2.3 Conséquences sur le système de relations sociales et le système de transports

L’ensemble des impacts de la métropolisation sur l’organisation et la localisation des entreprises et des ménages, évoqué ci-dessus, concerne le sous système de localisation de l’espace urbain, que nous identifions à la forme urbaine de la métropole. Ces changements ne sont pas sans conséquences sur les deux autres sous systèmes urbains qui composent la ville, c’est-à-dire ceux des relations sociales et des transports.

La métropolisation entraîne des modifications dans le sous-système des relations sociales qui ne sont pas sans conséquences sur la mobilité (Ascher, 1995, 1998). La métropole permet la multiplication des objets et des pratiques sociales : les individus ont plus de choix parmi les biens de consommation qu’ils achètent et parmi les activités qu’ils peuvent pratiquer (vie associative, culturelle, loisirs). Comme les contraintes pesant sur les individus sont de plus en plus lâches (liberté que confère l’usage de la voiture particulière, horaires de travail plus flexibles), chaque citadin peut se composer un mode de vie « à la carte » au sein du grand hypermarché des modes de vie (Ascher, 1995, p.122). Cette multiplicité d’options offertes par la métropolisation a une conséquence principale sur les modes de vie des individus : l’individuation. Cela se retrouve par exemple au sein des familles : même lorsque la solidarité et le lien familial restent très forts, chaque individu a tendance à gagner en autonomie et à construire sa propre vie. Chacun possède son propre cercle d’amis, de parcours, d’activités et de lieux de vie. En dehors de l’univers familial, les relations de proximité tendent à perdre de l’importance au profit d’un mode de vie beaucoup plus individualiste : le voisin est de moins en moins un ami ou un collègue de travail. En fait, le territoire social urbain de chaque individu (Ascher, 1998) est progressivement passé de l’échelle du quartier à l’échelle de la métropole. Cela a été rendu possible par l’augmentation généralisée de la vitesse de communication fournie par les différents réseaux de la métropole, qu’ils soient physiques (transports) ou virtuels (TIC).

En réaction aux profondes mutations du système des relations sociales et surtout du système des localisations, le système de transports a évolué au cours du 20ème siècle.
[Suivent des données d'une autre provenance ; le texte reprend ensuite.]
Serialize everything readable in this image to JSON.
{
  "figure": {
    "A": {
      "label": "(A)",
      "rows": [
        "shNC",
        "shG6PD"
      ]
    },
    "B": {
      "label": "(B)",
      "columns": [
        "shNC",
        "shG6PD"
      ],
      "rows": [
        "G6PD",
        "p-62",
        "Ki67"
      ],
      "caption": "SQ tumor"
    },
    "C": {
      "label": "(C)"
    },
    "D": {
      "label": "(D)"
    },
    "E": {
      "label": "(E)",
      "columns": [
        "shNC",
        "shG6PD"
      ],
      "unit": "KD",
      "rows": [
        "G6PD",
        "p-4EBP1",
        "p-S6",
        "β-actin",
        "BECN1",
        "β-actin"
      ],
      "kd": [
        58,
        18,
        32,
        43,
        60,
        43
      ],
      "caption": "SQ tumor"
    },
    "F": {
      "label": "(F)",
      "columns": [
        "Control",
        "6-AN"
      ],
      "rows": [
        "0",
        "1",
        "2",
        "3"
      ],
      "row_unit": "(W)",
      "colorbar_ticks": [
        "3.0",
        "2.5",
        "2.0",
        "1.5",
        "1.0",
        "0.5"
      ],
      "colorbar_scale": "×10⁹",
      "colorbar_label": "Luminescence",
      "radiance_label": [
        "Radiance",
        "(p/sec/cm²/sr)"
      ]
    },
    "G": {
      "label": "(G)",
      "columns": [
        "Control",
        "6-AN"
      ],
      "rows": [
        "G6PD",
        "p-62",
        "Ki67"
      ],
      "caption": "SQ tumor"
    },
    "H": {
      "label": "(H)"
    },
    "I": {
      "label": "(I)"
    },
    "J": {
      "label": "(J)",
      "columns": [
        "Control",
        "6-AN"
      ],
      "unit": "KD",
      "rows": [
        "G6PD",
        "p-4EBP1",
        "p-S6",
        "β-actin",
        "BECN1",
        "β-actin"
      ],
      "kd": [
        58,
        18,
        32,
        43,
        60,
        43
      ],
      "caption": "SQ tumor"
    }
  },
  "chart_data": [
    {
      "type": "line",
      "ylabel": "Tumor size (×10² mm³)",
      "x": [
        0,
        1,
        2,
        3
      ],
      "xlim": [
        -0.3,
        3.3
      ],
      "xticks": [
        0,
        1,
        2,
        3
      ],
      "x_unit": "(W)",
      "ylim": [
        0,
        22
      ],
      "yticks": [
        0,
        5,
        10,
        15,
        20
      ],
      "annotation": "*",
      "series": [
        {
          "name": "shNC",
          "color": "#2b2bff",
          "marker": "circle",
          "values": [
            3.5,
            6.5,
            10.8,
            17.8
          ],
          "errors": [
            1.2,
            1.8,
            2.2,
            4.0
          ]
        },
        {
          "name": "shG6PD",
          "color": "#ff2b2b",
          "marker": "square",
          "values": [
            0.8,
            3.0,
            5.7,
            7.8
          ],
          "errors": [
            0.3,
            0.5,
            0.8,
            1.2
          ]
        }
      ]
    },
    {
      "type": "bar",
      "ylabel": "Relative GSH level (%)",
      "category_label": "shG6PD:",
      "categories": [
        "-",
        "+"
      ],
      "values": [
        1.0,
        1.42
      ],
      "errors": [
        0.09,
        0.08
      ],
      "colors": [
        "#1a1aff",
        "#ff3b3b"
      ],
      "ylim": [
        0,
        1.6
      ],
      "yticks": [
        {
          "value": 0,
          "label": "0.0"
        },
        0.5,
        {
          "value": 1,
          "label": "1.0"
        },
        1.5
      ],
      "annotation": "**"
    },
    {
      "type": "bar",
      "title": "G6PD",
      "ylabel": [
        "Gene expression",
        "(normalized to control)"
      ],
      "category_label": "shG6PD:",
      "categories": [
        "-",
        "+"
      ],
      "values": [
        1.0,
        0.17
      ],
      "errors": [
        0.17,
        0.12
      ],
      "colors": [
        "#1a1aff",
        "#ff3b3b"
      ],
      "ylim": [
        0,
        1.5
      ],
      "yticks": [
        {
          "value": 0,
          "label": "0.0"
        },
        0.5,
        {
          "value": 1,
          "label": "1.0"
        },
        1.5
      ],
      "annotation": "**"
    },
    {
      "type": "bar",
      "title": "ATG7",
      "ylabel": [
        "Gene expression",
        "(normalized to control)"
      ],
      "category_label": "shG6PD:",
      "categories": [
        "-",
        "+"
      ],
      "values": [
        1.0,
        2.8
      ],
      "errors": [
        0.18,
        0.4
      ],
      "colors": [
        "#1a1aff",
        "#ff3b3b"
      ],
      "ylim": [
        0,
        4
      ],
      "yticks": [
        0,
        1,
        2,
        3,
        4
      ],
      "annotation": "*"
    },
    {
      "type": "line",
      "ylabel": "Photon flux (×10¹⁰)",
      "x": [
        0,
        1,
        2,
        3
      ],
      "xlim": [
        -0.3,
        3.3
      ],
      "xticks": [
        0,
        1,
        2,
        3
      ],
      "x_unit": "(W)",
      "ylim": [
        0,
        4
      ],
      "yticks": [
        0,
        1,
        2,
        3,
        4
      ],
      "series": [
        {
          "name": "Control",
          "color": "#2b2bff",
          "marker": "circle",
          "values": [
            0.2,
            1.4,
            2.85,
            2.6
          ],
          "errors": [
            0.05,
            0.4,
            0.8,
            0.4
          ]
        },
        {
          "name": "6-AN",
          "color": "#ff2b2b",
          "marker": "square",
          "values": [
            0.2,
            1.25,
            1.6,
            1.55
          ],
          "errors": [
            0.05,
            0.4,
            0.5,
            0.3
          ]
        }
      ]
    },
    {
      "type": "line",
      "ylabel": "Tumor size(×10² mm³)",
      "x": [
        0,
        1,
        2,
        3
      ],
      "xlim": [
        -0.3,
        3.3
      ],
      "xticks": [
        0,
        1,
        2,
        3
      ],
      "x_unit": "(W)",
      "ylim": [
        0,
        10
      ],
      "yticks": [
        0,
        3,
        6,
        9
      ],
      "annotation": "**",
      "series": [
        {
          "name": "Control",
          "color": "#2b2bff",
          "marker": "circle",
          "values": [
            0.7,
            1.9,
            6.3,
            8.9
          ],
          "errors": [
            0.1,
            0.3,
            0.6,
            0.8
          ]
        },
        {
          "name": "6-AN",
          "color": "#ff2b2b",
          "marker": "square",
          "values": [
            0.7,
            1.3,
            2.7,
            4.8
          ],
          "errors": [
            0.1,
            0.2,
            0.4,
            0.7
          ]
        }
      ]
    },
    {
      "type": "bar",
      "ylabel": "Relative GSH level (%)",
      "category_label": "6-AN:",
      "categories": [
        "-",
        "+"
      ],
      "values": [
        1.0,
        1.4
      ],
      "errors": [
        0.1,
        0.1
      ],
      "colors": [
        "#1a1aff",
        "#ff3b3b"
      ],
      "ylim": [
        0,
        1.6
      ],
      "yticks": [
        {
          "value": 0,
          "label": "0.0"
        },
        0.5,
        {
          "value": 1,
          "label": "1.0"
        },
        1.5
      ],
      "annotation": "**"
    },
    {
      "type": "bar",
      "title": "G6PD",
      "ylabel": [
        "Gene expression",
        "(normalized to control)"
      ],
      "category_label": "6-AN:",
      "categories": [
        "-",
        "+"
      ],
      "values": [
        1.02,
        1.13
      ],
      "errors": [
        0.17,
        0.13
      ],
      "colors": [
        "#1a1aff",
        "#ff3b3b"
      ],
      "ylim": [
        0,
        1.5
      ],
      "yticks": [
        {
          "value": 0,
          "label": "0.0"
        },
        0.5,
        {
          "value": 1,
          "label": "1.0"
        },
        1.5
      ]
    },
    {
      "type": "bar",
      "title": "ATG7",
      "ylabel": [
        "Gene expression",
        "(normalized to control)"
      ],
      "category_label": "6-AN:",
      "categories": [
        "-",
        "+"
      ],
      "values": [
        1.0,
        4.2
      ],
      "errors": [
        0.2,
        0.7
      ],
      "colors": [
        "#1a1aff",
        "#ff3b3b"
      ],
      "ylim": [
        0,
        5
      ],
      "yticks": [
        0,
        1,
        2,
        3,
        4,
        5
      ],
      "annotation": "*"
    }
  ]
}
Le processus historique de la métropolisation décrit précédemment peut ainsi être mis en parallèle avec la transition urbaine, c'est-à-dire le passage de la ville pédestre à la ville automobile (Wiel, 1999). Cette transformation s’est effectuée en respectant globalement la conjecture de Zahavi (Zahavie, Talvitie, 1980), qui stipule que le temps quotidien passé dans les transports reste constant et qu’en conséquence tout gain en vitesse se traduit par un allongement des distances parcourues.

Sur le plan de la mobilité quotidienne, et en rapport avec les évolutions du sous système des relations sociales, il y a deux conséquences : une baisse de la proportion des déplacements liés au travail, au profit des déplacements de loisirs ou liés aux affaires personnelles, et surtout une forte croissance de la distance de ces déplacements (Orfeuil, 2000a). Toutefois les migrations alternantes continuent à structurer fortement les pratiques quotidiennes des personnes et restent très pertinentes pour analyser l’inscription spatiale des pratiques de mobilité et l’analyse des liens entre forme urbaine et mobilité (Aguiléra, 2010).

Dans ce contexte, les impacts de la métropolisation sur la mobilité quotidienne des ménages sont particulièrement importants. Globalement, cette dernière a connu une forte croissance. Cependant, on a aussi constaté une augmentation des inégalités, des dépenses et des émissions de gaz à effet de serre qui lui sont associées.